Hay que saber poner la obscenidad. Yo lo he encontrado grosero, groserísimo. Este muchacho es coprofílico. Y hay homosexualidad en la manera de narrar: colgar, enorme, etc. Inconscientemente se refiera a un falo grande que cuelga. Por otra parte un fecaloma es algo fálico. ¿O no? Zapatero a sus zapatos. Que pinte. Que pinte. Que pinte. Que pinte. Que pinte. Que pinte. Que pinte. Que pinte. Que pinte. Que pinte. Que pinte. Que pinte. Pero que no escriba. Que cedan este lugar a un escritor real.
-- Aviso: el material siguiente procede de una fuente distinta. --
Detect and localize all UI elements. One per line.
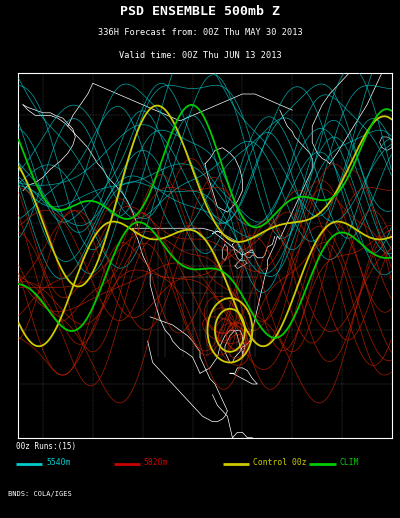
- Text: PSD ENSEMBLE 500mb Z: PSD ENSEMBLE 500mb Z: [120, 5, 280, 18]
- Text: Control 00z: Control 00z: [253, 458, 306, 467]
- Text: 5540m: 5540m: [46, 458, 70, 467]
- Text: 5820m: 5820m: [144, 458, 168, 467]
- Text: Valid time: 00Z Thu JUN 13 2013: Valid time: 00Z Thu JUN 13 2013: [119, 51, 281, 60]
- Text: 336H Forecast from: 00Z Thu MAY 30 2013: 336H Forecast from: 00Z Thu MAY 30 2013: [98, 28, 302, 37]
- Text: CLIM: CLIM: [339, 458, 359, 467]
- Text: BNDS: COLA/IGES: BNDS: COLA/IGES: [8, 491, 72, 497]
- Text: 00z Runs:(15): 00z Runs:(15): [16, 442, 76, 451]
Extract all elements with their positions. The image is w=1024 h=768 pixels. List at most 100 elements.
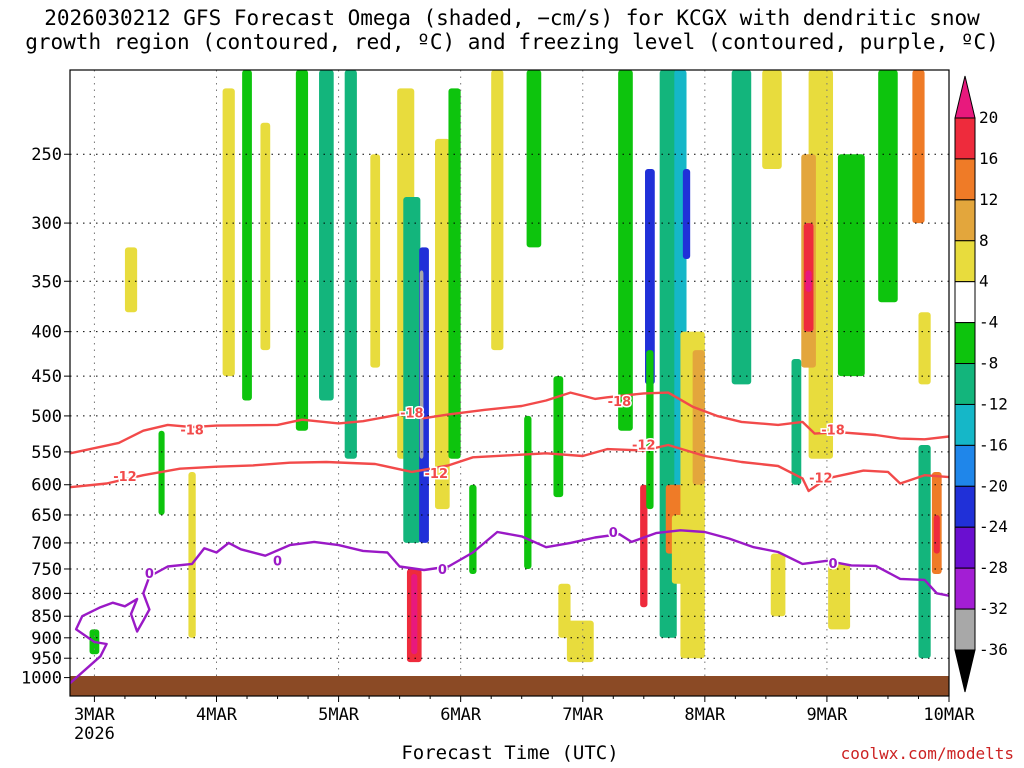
colorbar-band xyxy=(954,240,976,283)
omega-cell xyxy=(491,70,504,351)
colorbar-top-arrow xyxy=(954,75,976,119)
contour-label: 0 xyxy=(609,526,618,541)
colorbar-label: -28 xyxy=(979,558,1008,577)
omega-cell xyxy=(566,620,594,663)
omega-cell xyxy=(640,484,648,608)
colorbar-band xyxy=(954,485,976,528)
omega-cell xyxy=(370,154,381,368)
omega-cell xyxy=(469,484,477,574)
y-tick-label: 850 xyxy=(31,607,62,627)
omega-cell xyxy=(828,563,851,630)
colorbar-label: 4 xyxy=(979,272,989,291)
x-tick-label: 10MAR xyxy=(923,705,975,725)
y-tick-label: 500 xyxy=(31,407,62,427)
colorbar-band xyxy=(954,444,976,487)
y-tick-label: 550 xyxy=(31,443,62,463)
omega-cell xyxy=(222,88,235,377)
omega-cell xyxy=(762,70,782,170)
x-axis-title: Forecast Time (UTC) xyxy=(401,742,619,764)
y-tick-label: 750 xyxy=(31,560,62,580)
omega-cell xyxy=(933,514,940,554)
colorbar-label: -4 xyxy=(979,313,998,332)
y-tick-label: 700 xyxy=(31,534,62,554)
colorbar-band xyxy=(954,608,976,651)
y-tick-label: 600 xyxy=(31,476,62,496)
chart-title: 2026030212 GFS Forecast Omega (shaded, −… xyxy=(0,6,1024,54)
y-tick-label: 450 xyxy=(31,367,62,387)
omega-cell xyxy=(411,573,418,655)
y-tick-label: 950 xyxy=(31,649,62,669)
omega-cell xyxy=(805,270,812,292)
omega-cell xyxy=(419,270,424,459)
contour-label: -12 xyxy=(632,439,656,454)
contour-label: -12 xyxy=(425,467,449,482)
colorbar-label: -16 xyxy=(979,435,1008,454)
colorbar-band xyxy=(954,199,976,242)
grid-lines xyxy=(70,70,949,696)
colorbar-label: 20 xyxy=(979,108,998,127)
y-tick-label: 1000 xyxy=(21,669,62,689)
contour-label: 0 xyxy=(828,557,837,572)
colorbar-bottom-arrow xyxy=(954,649,976,693)
colorbar-label: -32 xyxy=(979,599,1008,618)
contour-label: 0 xyxy=(273,554,282,569)
omega-cell xyxy=(646,350,654,510)
omega-cell xyxy=(448,88,461,459)
x-tick-label: 5MAR xyxy=(318,705,360,725)
omega-cell xyxy=(918,312,931,385)
contour-label: -18 xyxy=(608,395,632,410)
omega-cell xyxy=(770,553,786,617)
omega-cell xyxy=(837,154,865,377)
plot-frame xyxy=(69,69,950,697)
x-tick-label: 7MAR xyxy=(562,705,604,725)
colorbar-band xyxy=(954,322,976,365)
omega-cell xyxy=(295,70,309,431)
colorbar-band xyxy=(954,403,976,446)
y-tick-label: 800 xyxy=(31,584,62,604)
contour-label: 0 xyxy=(438,563,447,578)
colorbar-band xyxy=(954,363,976,405)
omega-cell xyxy=(260,122,271,351)
omega-cell xyxy=(682,169,691,260)
colorbar-label: -12 xyxy=(979,394,1008,413)
x-tick-label: 4MAR xyxy=(196,705,238,725)
colorbar-band xyxy=(954,158,976,201)
x-tick-label: 3MAR xyxy=(74,705,116,725)
colorbar-band xyxy=(954,567,976,610)
omega-cell xyxy=(645,169,655,385)
colorbar-label: -8 xyxy=(979,354,998,373)
colorbar-label: -36 xyxy=(979,640,1008,659)
x-tick-label: 8MAR xyxy=(684,705,726,725)
omega-cell xyxy=(618,70,633,431)
colorbar-label: -20 xyxy=(979,476,1008,495)
omega-cell xyxy=(319,70,334,401)
contour-label: -12 xyxy=(809,471,833,486)
colorbar-label: 12 xyxy=(979,190,998,209)
omega-cell xyxy=(344,70,357,459)
y-tick-label: 400 xyxy=(31,323,62,343)
contour-label: -18 xyxy=(821,424,845,439)
y-tick-label: 250 xyxy=(31,145,62,165)
colorbar-band xyxy=(954,117,976,160)
title-line-2: growth region (contoured, red, ºC) and f… xyxy=(25,30,999,54)
omega-cell xyxy=(526,70,542,248)
y-tick-label: 650 xyxy=(31,506,62,526)
contours: -18 -18 -18 -18 -12 -12 -12 -12 0 0 0 0 0 xyxy=(70,391,949,685)
omega-cell xyxy=(435,138,450,510)
omega-cell xyxy=(553,376,564,498)
omega-cell xyxy=(918,444,931,659)
axes: 2503003504004505005506006507007508008509… xyxy=(21,145,975,744)
y-tick-label: 300 xyxy=(31,214,62,234)
contour-label: -18 xyxy=(400,407,424,422)
contour-label: 0 xyxy=(145,567,154,582)
omega-cell xyxy=(188,471,196,638)
contour-dendritic-minus12 xyxy=(70,443,949,493)
contour-freezing-level-0 xyxy=(70,529,949,685)
omega-shading xyxy=(89,70,942,663)
colorbar-band xyxy=(954,526,976,569)
omega-cell xyxy=(878,70,898,303)
credit-link[interactable]: coolwx.com/modelts xyxy=(840,744,1014,763)
omega-cell xyxy=(403,197,421,543)
x-tick-label: 6MAR xyxy=(440,705,482,725)
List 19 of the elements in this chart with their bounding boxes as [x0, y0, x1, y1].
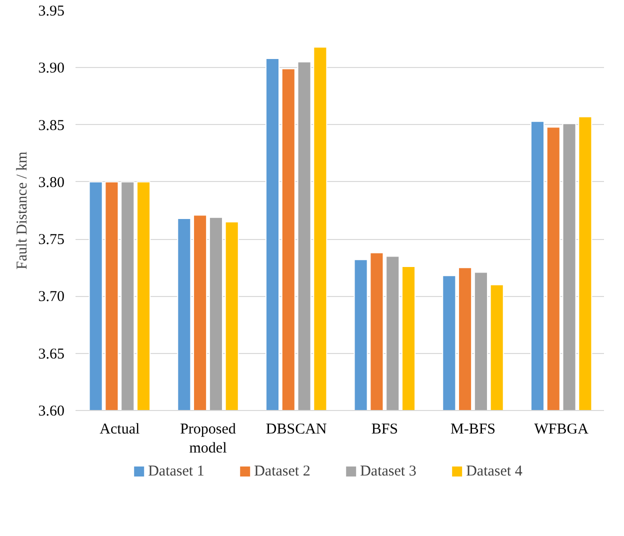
legend-label: Dataset 4: [466, 464, 523, 480]
x-tick-label: Actual: [100, 422, 140, 438]
y-tick-label: 3.90: [38, 60, 64, 77]
y-tick-label: 3.85: [38, 118, 64, 134]
y-tick-label: 3.60: [38, 404, 64, 420]
y-tick-label: 3.75: [38, 232, 64, 248]
legend-label: Dataset 2: [254, 464, 310, 480]
y-tick-label: 3.70: [38, 289, 64, 306]
x-tick-label: M-BFS: [450, 422, 496, 438]
x-tick-label: WFBGA: [534, 422, 589, 438]
y-tick-label: 3.95: [38, 4, 64, 20]
y-tick-label: 3.80: [38, 174, 64, 191]
x-tick-label: BFS: [371, 422, 398, 438]
legend-label: Dataset 3: [360, 464, 416, 480]
y-axis-title: Fault Distance / km: [14, 151, 30, 270]
legend-label: Dataset 1: [148, 464, 204, 480]
x-tick-label: DBSCAN: [266, 422, 327, 438]
y-tick-label: 3.65: [38, 346, 64, 362]
x-tick-label: Proposed model: [180, 422, 236, 457]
Sin mariconerias?.Yo no conozco al Ramón, pero es ostensible que el que narra la historia es una loca de carroza.Que quede claro que no pretendo afender ni discriminar a nadie,además creo que el autor se debe sentir orgulloso que sea tan plumífera su pluma.Felicidades por haber parido tomatitos.
Genial las cosas que escribe Ramón !
Ya quisieran otros “reconocidos(as)” escritores(as) llegarle a los talones ! Ramón no solo tiene gracia y cultura, sino que da verdadero placer leerlo. Sin pujos, ni extreñimiento !
Cómo deben envidiarle Dios mío !
Me gusta cuando escribe con tanta imaginacion y humor, es super divertido, asi su psy lo debe adorar que no todo el mundo tiene esa chispa…genial jajaja
Debiera quitarle un poco de sturación a la cámara, ya que el verde está tan saturado que no es real.
wow! Un escrito de Ramón sin mariconerías!